Any decision is an action. The agent assesses how good the action is by observing the change in the environment. When assessing it does not only think about how good the action is at a certain moment but it also thinks about how this action can lead to a good result in the future. The result of taking an action is called a reward. So the agent wants to maximize the reward or future reward when taking actions. And lastly, if the agent takes the action and moves, the state of the agent changes.

Reinforcement Learning is all about observing the environment, taking an action and trying to maximize the reward.

The magical part of reinforcement learning is that it does not need a supervisor/teacher. It only needs interactions and by doing so, it generates its own data. Let's imagine a chess-playing agent. If it opens the game by playing pawn to F3 and at the end, it loses, then it can attribute negative values/rewards to each action taken at a certain board position(state) from the last to the beginning. The agent plays this game n times(eg. 10,000), and every new game it remembers the past if the move is good or bad. So by remembering those past moves, actually the agent follows a strategy which is called policy.

Reinforcement learning algorithms are trying to understand/learn the values of the states, policy, or the model of the environment.

  • Value-Based: This approach is trying to learn the state or state-action values. It is trying to choose the best action at a given state. To do so, the agent needs to explore the environment(state-space).
  • Policy-Based: This approach is trying to learn directly the stochastic policy function that maps state to action. It samples the policy and then observes and trying to optimize the policy.
  • Model-Based: This approach is trying to learn the model of the environment and its dynamics, then plan using the model. It observes the environment and updates its model and re-plans.

The environment or more specifically the state space is important. It can be discrete(like a chess-playing agent) or continuous(like an autonomous car), fully observable(chessboard), or partially observable( the highway). If the state space is getting bigger then the values of action on a state may explode, instead, an approximation is applied. Therefore deep learning is applied in the Reinforcement problem because DL is a good function approximator.

If you don’t see the documentary about AlghaGO, I strongly recommend checking this. This documentary is about an RL agent that played against GO-master LEE SEDOL who is the winner of 18 world GO titles.

“I thought AlphaGo was based on probability calculation and that it was merely a machine. But when I saw this move, I changed my mind. Surely, AlphaGo is creative”. LEE SEDOL

So far we have discussed only one agent, but in real life, there are multiple agents in the environment, they are interacting not only with the environment but also with each other, in fact, they are also part of the environment.

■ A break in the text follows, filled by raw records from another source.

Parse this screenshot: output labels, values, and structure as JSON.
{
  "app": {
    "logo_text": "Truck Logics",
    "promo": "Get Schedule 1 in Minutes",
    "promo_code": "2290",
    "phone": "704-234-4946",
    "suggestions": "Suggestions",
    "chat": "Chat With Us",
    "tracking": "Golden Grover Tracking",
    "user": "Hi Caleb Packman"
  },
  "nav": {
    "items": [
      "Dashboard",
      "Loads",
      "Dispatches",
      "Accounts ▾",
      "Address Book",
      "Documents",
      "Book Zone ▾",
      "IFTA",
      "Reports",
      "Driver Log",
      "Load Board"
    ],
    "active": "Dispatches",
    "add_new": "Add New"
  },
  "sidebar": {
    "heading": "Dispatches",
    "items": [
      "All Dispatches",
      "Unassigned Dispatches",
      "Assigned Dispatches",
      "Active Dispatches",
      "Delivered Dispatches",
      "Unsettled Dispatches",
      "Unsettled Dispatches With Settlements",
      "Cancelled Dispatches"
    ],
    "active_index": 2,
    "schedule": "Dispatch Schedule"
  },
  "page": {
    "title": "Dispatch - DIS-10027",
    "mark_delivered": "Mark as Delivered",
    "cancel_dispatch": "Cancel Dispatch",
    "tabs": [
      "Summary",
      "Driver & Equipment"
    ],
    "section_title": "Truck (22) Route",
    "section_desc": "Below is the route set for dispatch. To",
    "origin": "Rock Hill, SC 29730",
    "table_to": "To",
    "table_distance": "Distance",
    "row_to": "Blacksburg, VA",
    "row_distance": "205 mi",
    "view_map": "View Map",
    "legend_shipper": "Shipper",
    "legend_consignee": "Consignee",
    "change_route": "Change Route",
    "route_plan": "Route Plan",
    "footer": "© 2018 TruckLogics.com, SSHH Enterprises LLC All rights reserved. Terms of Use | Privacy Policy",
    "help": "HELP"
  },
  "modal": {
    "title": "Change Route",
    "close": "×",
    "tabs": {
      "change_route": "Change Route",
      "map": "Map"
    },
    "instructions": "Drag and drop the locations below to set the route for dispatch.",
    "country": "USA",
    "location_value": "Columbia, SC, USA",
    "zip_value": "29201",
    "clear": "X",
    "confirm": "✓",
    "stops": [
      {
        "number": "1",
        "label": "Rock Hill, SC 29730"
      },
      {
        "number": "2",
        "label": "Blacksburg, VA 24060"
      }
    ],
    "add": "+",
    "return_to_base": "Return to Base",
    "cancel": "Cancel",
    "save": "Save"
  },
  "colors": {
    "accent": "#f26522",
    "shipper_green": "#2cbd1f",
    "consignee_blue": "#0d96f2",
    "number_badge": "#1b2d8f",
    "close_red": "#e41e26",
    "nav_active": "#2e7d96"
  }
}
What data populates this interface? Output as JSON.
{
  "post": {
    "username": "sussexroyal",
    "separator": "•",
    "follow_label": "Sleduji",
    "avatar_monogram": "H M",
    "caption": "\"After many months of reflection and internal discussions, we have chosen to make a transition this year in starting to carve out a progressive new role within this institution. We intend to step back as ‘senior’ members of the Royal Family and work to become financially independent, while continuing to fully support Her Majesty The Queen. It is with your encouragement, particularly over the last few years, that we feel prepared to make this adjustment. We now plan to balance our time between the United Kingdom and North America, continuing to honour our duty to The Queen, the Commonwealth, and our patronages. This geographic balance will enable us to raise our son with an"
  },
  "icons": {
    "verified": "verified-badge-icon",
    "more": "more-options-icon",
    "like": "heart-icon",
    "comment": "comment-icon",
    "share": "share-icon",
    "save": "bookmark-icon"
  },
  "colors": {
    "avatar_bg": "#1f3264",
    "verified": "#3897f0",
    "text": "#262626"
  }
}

Here is a good example of how multi-agents learn together.

I am fascinated by reinforcement learning because it is quite similar to how humans learn by interacting with their environment. It tries and fails many times and it improves gradually. The advantage of RL is that learning iteration is quite faster than human learning cycles and there is no risk of losing the agents in the digital world :)

I think Reinforcement Learning is the path to artificial general intelligence.

References

  1. Sutton, R. & Barto, A., 2018. Reinforcement Learning. 2nd Edition ed. s.l.: The MIT Press.
  2. Deepmind’s AlphaGO, https://deepmind.com/research/case-studies/alphago-the-story-so-far
  3. Open AI, Emergent Tool Use from Multi-Agent Interaction, https://openai.com/blog/emergent-tool-use/
  4. Mnih, V. et al., 2013. Playing Atari with Deep Reinforcement Learning.
  5. SALLOUM, Z., 2019. Policy Gradient Step by Step.
    Available at: https://towardsdatascience.com/policy-gradient-step-by-step-ac34b629fd55
  6. Yoon, C., 2019. Understanding Actor-Critic Methods and A2C.